County board Ok's salary resolution for commissioners

 

April 28, 2022



Wahkiakum County commissioners addressed a variety of issues at their meeting Tuesday, including a property donation request, commissioners' salaries, and Gray's Bay siltation.

Members of the Skamokawa Fire Department asked the board to consider donating a lot adjacent to their fire hall to the department.

Assistant Chief Austin Smith said the department is growing and wants to expand their building to accommodate more equipment and training.

"Is that (the lot) something that could be turned over to us?" he asked.

Commissioners were receptive to the request but wanted more information about the issue before acting.

Treasurer Tammy Peterson cautioned commissioners to consider the precedent they might be setting. Other departments have sold bonds to finance similar projects she said. The district has about $80,000 in its account, she said, adding that the county could sell the land at a nominal price.

The parties discussed asking Prosecuting Attorney Dan Bigelow for an opinion, and board Chair Gene Strong asked that department officers meet with county Public Works Director Chuck Beyer to develop a proposal for commission action.

"Come back to us with something," he said.

The board passed a resolution to establish a process to set commissioners' salaries automatically.

The salaries are now set at $34,000 per year and haven't been increased since 2004.

Auditor Nicci Bergseng said the county's salary committee had researched commission salaries across the state and found that the Wahkiakum rate was under average.

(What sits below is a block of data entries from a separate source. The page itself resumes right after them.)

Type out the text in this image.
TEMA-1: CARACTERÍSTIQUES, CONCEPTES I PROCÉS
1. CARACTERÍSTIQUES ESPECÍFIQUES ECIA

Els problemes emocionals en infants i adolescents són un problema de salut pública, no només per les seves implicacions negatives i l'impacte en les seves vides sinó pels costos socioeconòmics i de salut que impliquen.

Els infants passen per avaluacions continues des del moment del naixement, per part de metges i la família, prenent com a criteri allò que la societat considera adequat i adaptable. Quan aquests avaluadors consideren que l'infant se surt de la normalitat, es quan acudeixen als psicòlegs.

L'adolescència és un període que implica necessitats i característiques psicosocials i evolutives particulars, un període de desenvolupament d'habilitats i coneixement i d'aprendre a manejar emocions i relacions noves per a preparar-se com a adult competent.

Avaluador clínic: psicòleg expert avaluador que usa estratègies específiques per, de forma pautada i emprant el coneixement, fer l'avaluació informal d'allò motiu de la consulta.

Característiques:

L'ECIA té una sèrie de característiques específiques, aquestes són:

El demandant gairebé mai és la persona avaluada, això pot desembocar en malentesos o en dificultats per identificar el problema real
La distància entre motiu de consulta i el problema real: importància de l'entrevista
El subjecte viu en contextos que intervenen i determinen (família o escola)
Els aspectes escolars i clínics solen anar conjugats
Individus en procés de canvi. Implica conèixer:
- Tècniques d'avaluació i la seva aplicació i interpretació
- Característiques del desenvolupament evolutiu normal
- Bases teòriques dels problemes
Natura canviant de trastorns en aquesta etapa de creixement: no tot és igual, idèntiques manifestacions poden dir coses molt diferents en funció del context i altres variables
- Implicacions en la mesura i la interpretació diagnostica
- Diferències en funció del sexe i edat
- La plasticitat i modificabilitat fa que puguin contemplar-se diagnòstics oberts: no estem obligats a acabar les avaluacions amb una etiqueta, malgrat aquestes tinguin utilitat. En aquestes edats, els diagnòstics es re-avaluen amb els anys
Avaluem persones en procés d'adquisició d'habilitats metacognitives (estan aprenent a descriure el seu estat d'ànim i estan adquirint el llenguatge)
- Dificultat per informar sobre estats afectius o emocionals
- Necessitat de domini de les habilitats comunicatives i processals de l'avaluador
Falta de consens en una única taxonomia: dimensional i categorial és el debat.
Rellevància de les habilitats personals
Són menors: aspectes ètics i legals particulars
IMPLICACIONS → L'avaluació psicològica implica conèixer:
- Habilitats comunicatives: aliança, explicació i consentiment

"Believe me, it's not a salary you can live on," said long serving Commissioner Dan Cothren. "You have to have something else on the side. It (the job) is getting more and more detailed."

The resolution sets the commission's salary at 25 percent of that of a superior court judge, which is in turn set by a state salary commission.

The increase will still leave the salaries under the state annual average, Commissioner Lee Tischer said.

The commissioners, by law, can't raise their own salary during their current term of office; the increases will come at the start of the next terms. For position 3, Commissioner Strong's position, the increase would come January 1, 2023, and for positions 1 and 2, Tischer's and Cothren's positions, January 1, 2025.

Commissioners agreed they want to press the US Army Corps of Engineers to discuss what can be done about siltation of Gray's Bay.

The board is scheduled to meet with officials from the Corps in May, and board Chair Strong said he wanted the meeting to be more than a meet-and-greet session.

Commissioners and Corps officials have met in the past and discussed the issue, he said, and there has been no progress.

Commissioners and others feel the Corps's dredging of the shipping channel and related deposits of dredge spoils has plugged the Gray's River channel through the bay, and that exacerbates flooding and damage to property.

"Major flooding occurs in these areas multiple times per year and this flooding gets more severe and frequent each year," Strong said in a letter which the board agreed to send to the Corps. "As a result of this flooding, a local fire district had to relocate their fire station. The flooding has also damaged houses and roads in these areas and causes many county roads and the state highway to be closed for numerous days multiple times per year.

"This is the issue we wish to continue discussing with you and would like to see this project put into the Corps's dredging schedule as soon as possible."